Rosalind Russell plays former ace reporter Hildy Johnson, who is leaving her job at the paper run by her ex-husband and ex-editor Walter Burns played by Cary Grant. She has fallen for and plans to marry and settle down with insurance salesman Bruce Baldwin (Ralph Bellamy). Burns of course wants his reporter and wife back, it's not apparent which role is more important to him. He takes Hildy and Bruce to lunch with the goal of convincing her to do one last story, in hopes of saving a man on death row who was convicted for killing a police officer. After extracting a promise that Burns buy a $100,000.00 insurance policy from Bruce, Hildy finally agrees to do this one last story.


Hildy bribes her way in to the jail to interview the murderer, Earl Williams. Williams was in a bad place at the time of the murder, and says it was an accident. Hildy comes up with a bit of a stretch to try to mitigate the killing, saying that Williams was unduly influenced by hearing about the economic theory of production for use. While Hildy is getting her scoop, Burns is trying to make sure that Bruce doesn't get to leave town with her. Burns sets him up for stealing a watch and gets him arrested. His schemes for keeping the couple in town and unmarried escalate until they involve kidnapping Bruce's mother.

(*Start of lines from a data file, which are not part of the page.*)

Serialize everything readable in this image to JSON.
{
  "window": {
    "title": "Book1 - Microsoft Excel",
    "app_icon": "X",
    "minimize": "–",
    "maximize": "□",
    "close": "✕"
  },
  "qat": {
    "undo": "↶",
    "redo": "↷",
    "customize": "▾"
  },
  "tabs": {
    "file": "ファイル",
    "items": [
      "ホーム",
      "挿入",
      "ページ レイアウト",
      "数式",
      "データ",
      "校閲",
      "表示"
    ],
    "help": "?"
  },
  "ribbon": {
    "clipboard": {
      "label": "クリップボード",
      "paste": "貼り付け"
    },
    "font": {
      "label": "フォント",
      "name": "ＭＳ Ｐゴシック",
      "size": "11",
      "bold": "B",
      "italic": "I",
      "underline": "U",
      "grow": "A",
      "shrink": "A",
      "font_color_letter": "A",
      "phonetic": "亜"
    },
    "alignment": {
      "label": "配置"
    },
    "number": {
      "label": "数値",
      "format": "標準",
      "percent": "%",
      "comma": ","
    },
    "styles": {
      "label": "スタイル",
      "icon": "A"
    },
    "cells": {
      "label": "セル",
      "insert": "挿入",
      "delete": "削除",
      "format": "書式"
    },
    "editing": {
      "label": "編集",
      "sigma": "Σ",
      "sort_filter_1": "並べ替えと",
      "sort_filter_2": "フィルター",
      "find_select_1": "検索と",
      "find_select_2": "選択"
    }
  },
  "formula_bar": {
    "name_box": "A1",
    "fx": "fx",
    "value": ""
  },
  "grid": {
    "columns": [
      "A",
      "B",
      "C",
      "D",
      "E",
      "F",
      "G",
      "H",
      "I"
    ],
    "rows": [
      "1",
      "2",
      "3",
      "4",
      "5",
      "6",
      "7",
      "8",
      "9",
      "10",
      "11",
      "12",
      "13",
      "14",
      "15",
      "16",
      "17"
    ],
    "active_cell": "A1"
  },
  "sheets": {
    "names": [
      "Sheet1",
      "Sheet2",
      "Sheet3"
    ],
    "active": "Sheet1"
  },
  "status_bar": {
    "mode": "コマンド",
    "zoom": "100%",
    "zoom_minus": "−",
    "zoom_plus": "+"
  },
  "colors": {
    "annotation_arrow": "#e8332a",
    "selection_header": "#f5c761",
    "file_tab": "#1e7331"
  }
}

Meanwhile, the corrupt local politicians have decided to ignore a reprieve from the governor and move forward with the execution of Williams. Williams makes his way to the press room, where Hildy hides him in a desk. A woman who at first denies being Williams' girlfriend bizarrely decides to jump out of the press room window to distract the cops and reporters away from the press room where Williams is hiding. The movie zooms along at a very fast pace until it comes crashing into the end with all (or at least most of) the plot points getting tied up, even if not all of the resolutions make a lot of sense. The man delivering the reprieve at first appears to accept a bribe from the mayor to "fail" to deliver the reprieve until after the execution, then changes his mind and delivers it in front of the press, with no explanation given for his change of heart, for instance. The conclusions work well enough in the context of the movie, and I for one was not bothered that some of the things that happen would not make much sense in real life.

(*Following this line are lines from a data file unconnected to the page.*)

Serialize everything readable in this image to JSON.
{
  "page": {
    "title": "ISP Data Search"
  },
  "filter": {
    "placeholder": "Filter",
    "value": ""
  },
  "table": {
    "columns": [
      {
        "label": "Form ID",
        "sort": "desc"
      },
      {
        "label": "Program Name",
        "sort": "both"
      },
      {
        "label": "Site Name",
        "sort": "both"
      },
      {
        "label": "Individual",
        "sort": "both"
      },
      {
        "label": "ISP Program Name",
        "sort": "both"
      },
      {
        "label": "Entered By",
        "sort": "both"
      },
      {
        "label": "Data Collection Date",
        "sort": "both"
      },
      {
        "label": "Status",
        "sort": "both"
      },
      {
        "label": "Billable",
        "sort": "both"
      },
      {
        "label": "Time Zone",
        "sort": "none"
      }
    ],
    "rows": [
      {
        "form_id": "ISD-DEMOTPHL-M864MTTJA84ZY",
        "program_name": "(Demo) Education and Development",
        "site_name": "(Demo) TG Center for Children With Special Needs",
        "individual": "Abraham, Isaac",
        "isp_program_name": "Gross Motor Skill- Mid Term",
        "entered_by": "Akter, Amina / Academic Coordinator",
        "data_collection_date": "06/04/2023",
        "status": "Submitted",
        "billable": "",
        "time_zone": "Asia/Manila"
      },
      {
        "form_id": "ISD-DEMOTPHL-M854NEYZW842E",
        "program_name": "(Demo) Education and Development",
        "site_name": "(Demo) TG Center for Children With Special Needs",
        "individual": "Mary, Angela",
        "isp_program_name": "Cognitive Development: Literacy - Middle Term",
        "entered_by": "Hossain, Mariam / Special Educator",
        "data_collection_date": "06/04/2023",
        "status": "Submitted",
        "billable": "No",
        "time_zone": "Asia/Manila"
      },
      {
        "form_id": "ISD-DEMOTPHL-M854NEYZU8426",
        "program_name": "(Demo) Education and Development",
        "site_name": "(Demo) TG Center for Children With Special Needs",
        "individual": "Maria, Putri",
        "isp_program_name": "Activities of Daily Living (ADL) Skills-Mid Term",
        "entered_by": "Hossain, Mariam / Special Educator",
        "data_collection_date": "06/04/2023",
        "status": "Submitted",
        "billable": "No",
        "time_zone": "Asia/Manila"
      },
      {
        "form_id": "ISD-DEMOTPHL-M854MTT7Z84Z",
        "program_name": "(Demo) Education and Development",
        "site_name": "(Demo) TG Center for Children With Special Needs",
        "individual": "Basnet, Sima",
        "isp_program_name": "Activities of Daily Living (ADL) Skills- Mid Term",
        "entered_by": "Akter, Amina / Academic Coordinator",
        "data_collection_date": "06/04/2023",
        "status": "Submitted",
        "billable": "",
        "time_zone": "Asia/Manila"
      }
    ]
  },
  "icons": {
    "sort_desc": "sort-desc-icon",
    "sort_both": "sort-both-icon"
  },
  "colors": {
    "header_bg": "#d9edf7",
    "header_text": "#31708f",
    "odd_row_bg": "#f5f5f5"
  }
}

The movie moves very fast, as I mentioned before. The director wanted the dialog to be delivered very quickly, and had people talk over each other to make it both faster and more realistic. This is an approach to film dialog that would not be used much until very recently, so in this way the movie is ahead of it's time. Also probably due to the speed of the delivery, the comedy felt very much to me like the Groucho portion of a Marx Brothers movie. There were also several "inside" jokes, like Grant's Burns character describing Bruce as looking like "that actor Ralph Bellamy". Bruce was of course played by Ralph Bellamy. Burns also mentions a man that crossed him once, Archie Leach. This is Cary Grant's given name.

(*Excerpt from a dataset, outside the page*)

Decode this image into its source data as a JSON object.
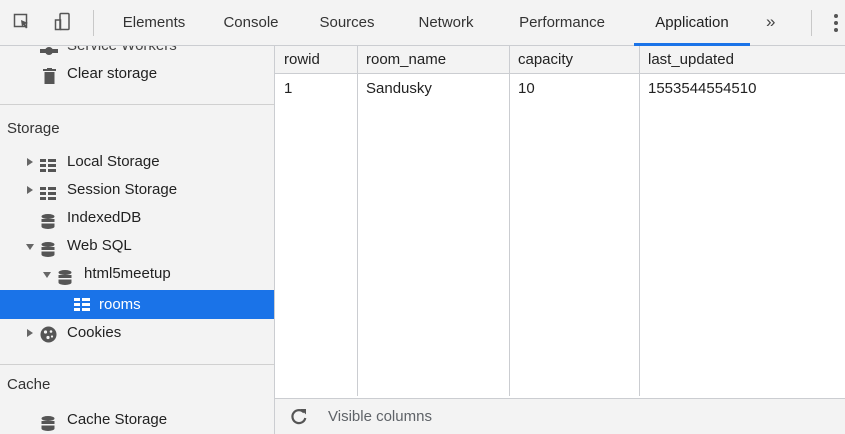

Surprising for the time of the movie were the depictions of the press, law enforcement, and elected officials. The press were seen as willing to do anything to get a story, even if it meant doing things that were a shade illegal. Burns' right hand man is a mobster and crook. The police make mistakes. Elected officials are shown to be crooked, and willing to break the law in order to get elected. Most surprising though, is the way the murderer is portrayed. It is never in doubt that Williams killed a cop. But the movie wants us to feel sorry for him. I can't imagine a cop killer getting this kind of sympathy from a mainstream Hollywood movie these days. I also imagine the shady goings on of the press would be presented as being much more sinister if the movie were made now. Hildy would at first seem to be a character who is ahead of her time. She is confident and able, and even if she has decided at the beginning of the movie that she wants to give up her career to be a homemaker for Bruce it is quickly shown that it is not because she is some milksop. She outmaneuvers the male reporters at every step to get her story, and outsmarts the police and the politicians. Then, at the end of the movie when she cries because she thinks Burns is actually going to let her go get married to Bruce, it feels so out of character for her. But that was the only note that felt really off. This is probably not one of the best movies ever made, or even one of the best movies made by the people involved, but if you are willing to suspend disbelief it is a fun movie and an interesting glimpse into how people viewed politics and the press almost 50 years ago. The movie is easily available as it has gone into the public domain. I definitely suggest giving it a watch.